Police used facial-recognition software to identify suspect in newspaper shooting (https://www.msn.com/en-us/news/us/police-used-facial-recognition-software-to-identify-suspect-in-newspaper-shooting/ar-AAzlvzR)

When the suspect in the mass shooting at the Capital Gazette in Annapolis was taken into custody Tuesday, he had no identification and said little, so police turned to a sophisticated facial-recognition system, officials said.

Police fed the man’s photo into the Maryland Image Repository System (MRIS), which matched it against tens of millions of photos from state drivers’ licenses, offender photos and an FBI mug shot database.

It apparently returned a hit: Jarrod Ramos.

The case is the most high-profile use to date of MRIS, a cutting-edge and controversial tool that has been used by the Maryland State Police and other law enforcement agencies across the state since it launched in 2011.

The system uses algorithms to compare a suspect’s distinctive facial features against at least 7 million Maryland driver’s license photos, 3 million state offender images and nearly 25 million FBI mug shots, according to a 2016 report by the Georgetown Law Center on Privacy and Technology. The report found 16 states allow the FBI to compare faces of suspects against driver’s license photos.

MRIS initially drew little attention but became a focus for privacy and civil liberties advocates after documents obtained by the American Civil Liberties Union revealed it was used to monitor protesters in Baltimore following the death of Freddie Gray in 2015.

“With Maryland, we see one of the more aggressive deployments of facial recognition technology,” Clare Garvie, an associate at the Georgetown center, told the Baltimore Sun in 2016.

The Georgetown report found the use of the system had never been audited as of 2016. The report said it was unclear if Maryland’s Department of Public Safety and Correctional Services (DPSCS) scrubs the database to eliminate people who were never charged, had charges dropped or dismissed, or were found innocent.

A DPSCS official did not immediately respond to a request for comment, but an official told the Baltimore Sun in 2016 that authorities were “using it aggressively because we pursue criminals aggressively.”

Officials acknowledge in materials about the system that it can make mistakes in identifying people.

Civil liberties advocates are particularly concerned about the impact on minorities, given that research has shown some facial-recognition software has a harder time identifying the faces of African Americans. They are also concerned the system might eventually be used in conjunction with surveillance cameras to provide real-time scanning of streets.

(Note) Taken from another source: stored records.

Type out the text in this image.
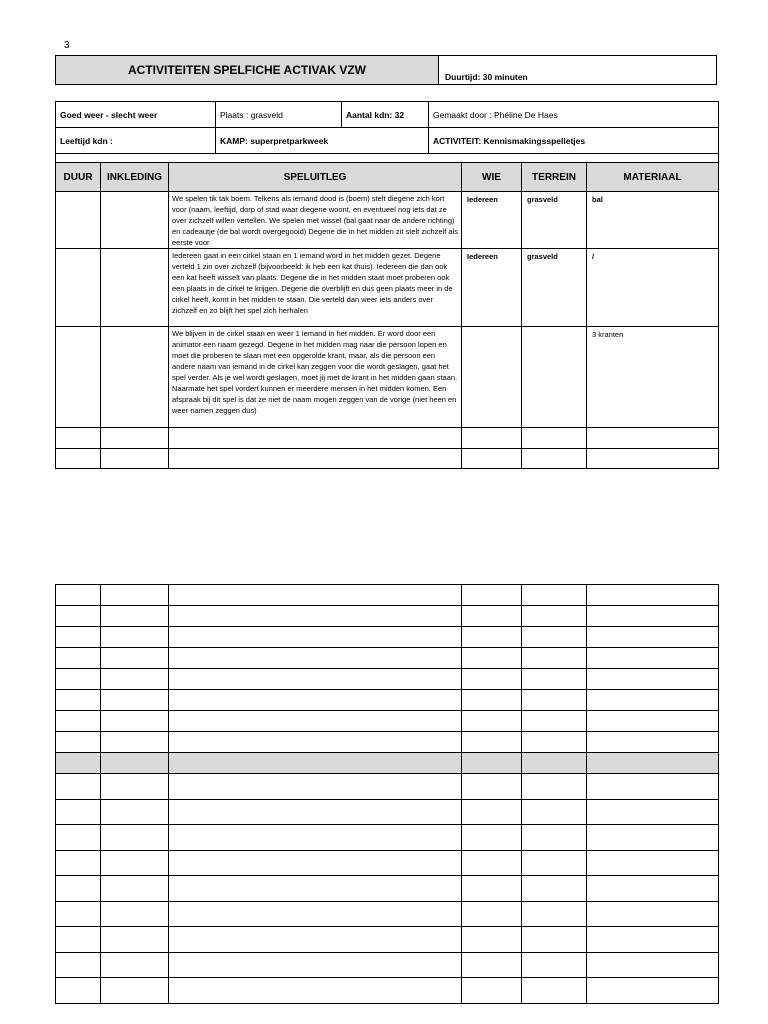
3
ACTIVITEITEN SPELFICHE ACTIVAK VZW	Duurtijd: 30 minuten
Goed weer - slecht weer	Plaats : grasveld	Aantal kdn: 32	Gemaakt door : Phéline De Haes
Leeftijd kdn :	KAMP: superpretparkweek		ACTIVITEIT: Kennismakingsspelletjes

DUUR	INKLEDING	SPELUITLEG	WIE	TERREIN	MATERIAAL
		We spelen tik tak boem. Telkens als iemand dood is (boem) stelt diegene zich kort voor (naam, leeftijd, dorp of stad waar diegene woont, en eventueel nog iets dat ze over zichzelf willen vertellen. We spelen met wissel (bal gaat naar de andere richting) en cadeautje (de bal wordt overgegooid) Degene die in het midden zit stelt zichzelf als eerste voor	Iedereen	grasveld	bal
		Iedereen gaat in een cirkel staan en 1 iemand word in het midden gezet. Degene verteld 1 zin over zichzelf (bijvoorbeeld: ik heb een kat thuis). Iedereen die dan ook een kat heeft wisselt van plaats. Degene die in het midden staat moet proberen ook een plaats in de cirkel te krijgen. Degene die overblijft en dus geen plaats meer in de cirkel heeft, komt in het midden te staan. Die verteld dan weer iets anders over zichzelf en zo blijft het spel zich herhalen	Iedereen	grasveld	/
		We blijven in de cirkel staan en weer 1 iemand in het midden. Er word door een animator een naam gezegd. Degene in het midden mag naar die persoon lopen en moet die proberen te slaan met een opgerolde krant, maar, als die persoon een andere naam van iemand in de cirkel kan zeggen voor die wordt geslagen, gaat het spel verder. Als je wel wordt geslagen, moet jij met de krant in het midden gaan staan. Naarmate het spel vordert kunnen er meerdere mensen in het midden komen. Een afspraak bij dit spel is dat ze niet de naam mogen zeggen van de vorige (niet heen en weer namen zeggen dus)			3 kranten
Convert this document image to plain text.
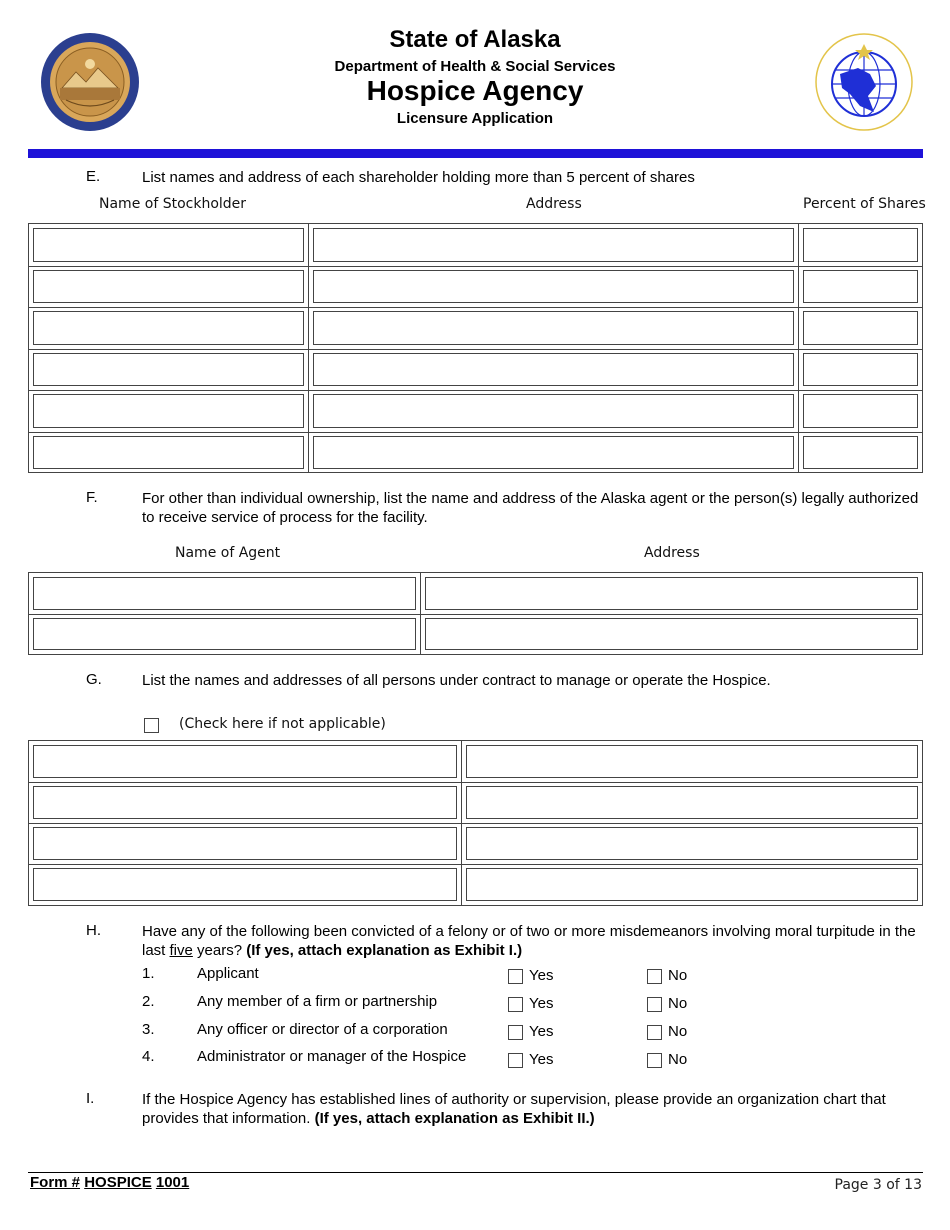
State of Alaska
Department of Health & Social Services
Hospice Agency
Licensure Application
E.	List names and address of each shareholder holding more than 5 percent of shares
Name of Stockholder	Address	Percent of Shares
F.	For other than individual ownership, list the name and address of the Alaska agent or the person(s) legally authorized to receive service of process for the facility.
Name of Agent	Address
G.	List the names and addresses of all persons under contract to manage or operate the Hospice.
(Check here if not applicable)
H.	Have any of the following been convicted of a felony or of two or more misdemeanors involving moral turpitude in the last five years? (If yes, attach explanation as Exhibit I.)
1.	Applicant	Yes	No
2.	Any member of a firm or partnership	Yes	No
3.	Any officer or director of a corporation	Yes	No
4.	Administrator or manager of the Hospice	Yes	No
I.	If the Hospice Agency has established lines of authority or supervision, please provide an organization chart that provides that information. (If yes, attach explanation as Exhibit II.)
Form # HOSPICE 1001	Page 3 of 13
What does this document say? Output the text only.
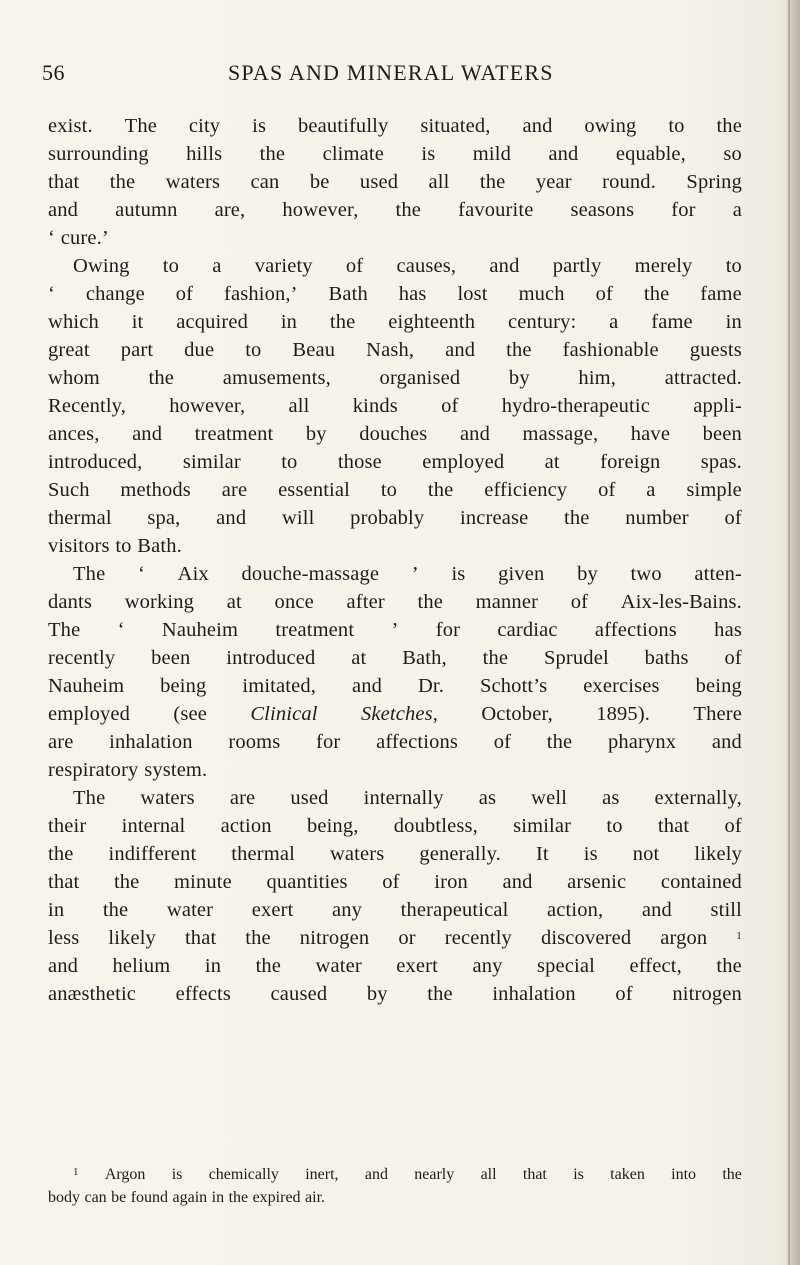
56	SPAS AND MINERAL WATERS
exist. The city is beautifully situated, and owing to the
surrounding hills the climate is mild and equable, so
that the waters can be used all the year round. Spring
and autumn are, however, the favourite seasons for a
‘ cure.’
Owing to a variety of causes, and partly merely to
‘ change of fashion,’ Bath has lost much of the fame
which it acquired in the eighteenth century: a fame in
great part due to Beau Nash, and the fashionable guests
whom the amusements, organised by him, attracted.
Recently, however, all kinds of hydro-therapeutic appli-
ances, and treatment by douches and massage, have been
introduced, similar to those employed at foreign spas.
Such methods are essential to the efficiency of a simple
thermal spa, and will probably increase the number of
visitors to Bath.
The ‘ Aix douche-massage ’ is given by two atten-
dants working at once after the manner of Aix-les-Bains.
The ‘ Nauheim treatment ’ for cardiac affections has
recently been introduced at Bath, the Sprudel baths of
Nauheim being imitated, and Dr. Schott’s exercises being
employed (see Clinical Sketches, October, 1895). There
are inhalation rooms for affections of the pharynx and
respiratory system.
The waters are used internally as well as externally,
their internal action being, doubtless, similar to that of
the indifferent thermal waters generally. It is not likely
that the minute quantities of iron and arsenic contained
in the water exert any therapeutical action, and still
less likely that the nitrogen or recently discovered argon	$^1$
and helium in the water exert any special effect, the
anæsthetic effects caused by the inhalation of nitrogen
$^1$ Argon is chemically inert, and nearly all that is taken into the
body can be found again in the expired air.
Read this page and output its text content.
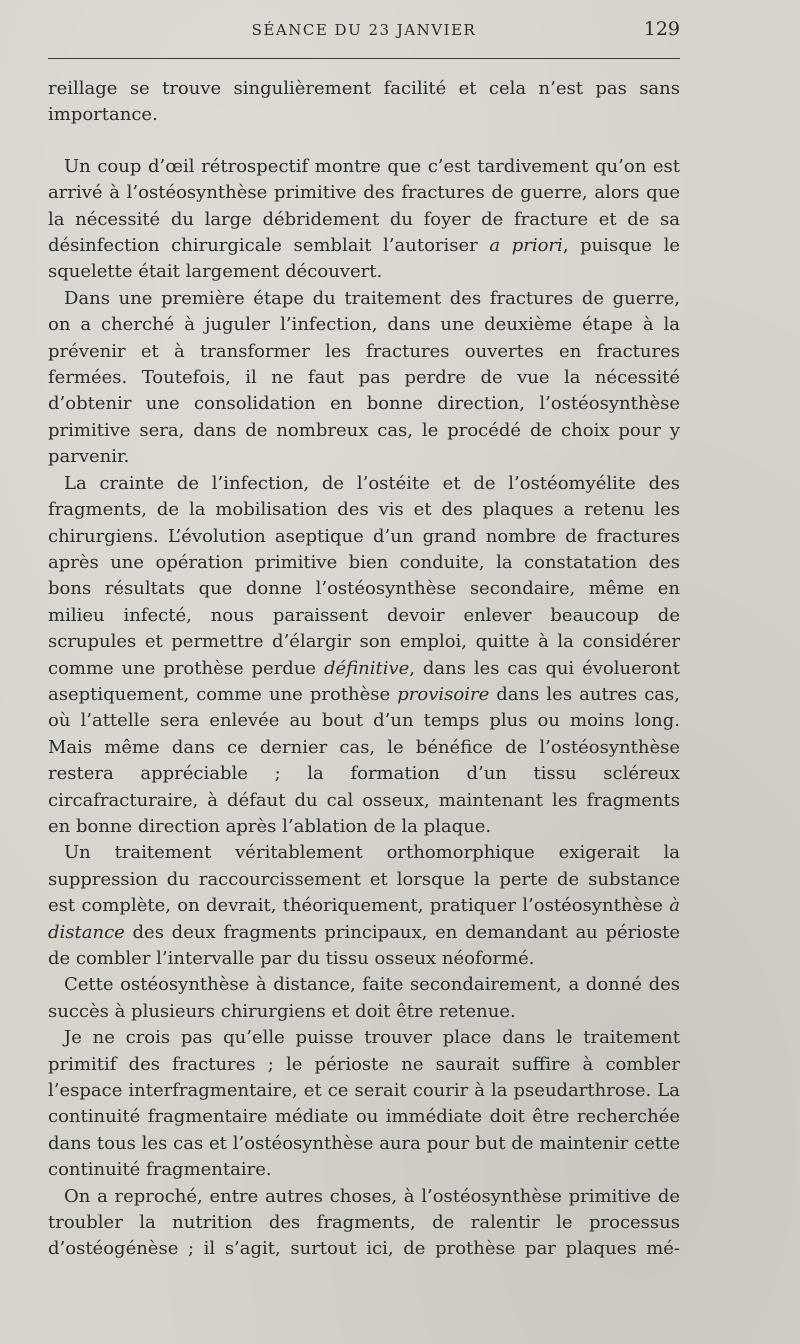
SÉANCE DU 23 JANVIER	129

reillage se trouve singulièrement facilité et cela n’est pas sans importance.

Un coup d’œil rétrospectif montre que c’est tardivement qu’on est arrivé à l’ostéosynthèse primitive des fractures de guerre, alors que la nécessité du large débridement du foyer de fracture et de sa désinfection chirurgicale semblait l’autoriser a priori, puisque le squelette était largement découvert.

Dans une première étape du traitement des fractures de guerre, on a cherché à juguler l’infection, dans une deuxième étape à la prévenir et à transformer les fractures ouvertes en fractures fermées. Toutefois, il ne faut pas perdre de vue la nécessité d’obtenir une consolidation en bonne direction, l’ostéosynthèse primitive sera, dans de nombreux cas, le procédé de choix pour y parvenir.

La crainte de l’infection, de l’ostéite et de l’ostéomyélite des fragments, de la mobilisation des vis et des plaques a retenu les chirurgiens. L’évolution aseptique d’un grand nombre de fractures après une opération primitive bien conduite, la constatation des bons résultats que donne l’ostéosynthèse secondaire, même en milieu infecté, nous paraissent devoir enlever beaucoup de scrupules et permettre d’élargir son emploi, quitte à la considérer comme une prothèse perdue définitive, dans les cas qui évolueront aseptiquement, comme une prothèse provisoire dans les autres cas, où l’attelle sera enlevée au bout d’un temps plus ou moins long. Mais même dans ce dernier cas, le bénéfice de l’ostéosynthèse restera appréciable ; la formation d’un tissu scléreux circafracturaire, à défaut du cal osseux, maintenant les fragments en bonne direction après l’ablation de la plaque.

Un traitement véritablement orthomorphique exigerait la suppression du raccourcissement et lorsque la perte de substance est complète, on devrait, théoriquement, pratiquer l’ostéosynthèse à distance des deux fragments principaux, en demandant au périoste de combler l’intervalle par du tissu osseux néoformé.

Cette ostéosynthèse à distance, faite secondairement, a donné des succès à plusieurs chirurgiens et doit être retenue.

Je ne crois pas qu’elle puisse trouver place dans le traitement primitif des fractures ; le périoste ne saurait suffire à combler l’espace interfragmentaire, et ce serait courir à la pseudarthrose. La continuité fragmentaire médiate ou immédiate doit être recherchée dans tous les cas et l’ostéosynthèse aura pour but de maintenir cette continuité fragmentaire.

On a reproché, entre autres choses, à l’ostéosynthèse primitive de troubler la nutrition des fragments, de ralentir le processus d’ostéogénèse ; il s’agit, surtout ici, de prothèse par plaques mé-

The use of facial-recognition software by law enforcement has been a hot topic in recent months. In May, a coalition of groups called on Amazon.com to stop selling low-cost facial-recognition software called Rekognition to police because of concerns about surveillance of vulnerable communities. Amazon founder and CEO Jeffrey P. Bezos owns The Washington Post.

Zundfolge
06-29-2018, 17:51
I bet they could listen to him ramble a bit and figure it out too ... he had a hard on for this paper.

Gman
06-30-2018, 14:53
Suspect swore 'oath' to kill Capital staff years ago, had restraining orders -- but bought gun legally (https://www.msn.com/en-us/news/us/suspect-swore-oath-to-kill-capital-staff-years-ago-had-restraining-orders-but-bought-gun-legally/ar-AAzolOU)


Jarrod Warren Ramos swore a "legal oath" in court documents to kill a writer for The Capital newspaper, whose staff had long endured his violent rants. A lawyer warned a judge of Ramos' "violent fetishes." And he was convicted of harassing a woman who successfully placed three restraining orders against him.

Yet the 38-year-old Laurel man accused of gunning down five employees of the Annapolis newspaper Thursday - after barricading the exit door as part of a pre-planned attack - legally purchased the pump-action shotgun he allegedly used in the rampage, authorities said Friday.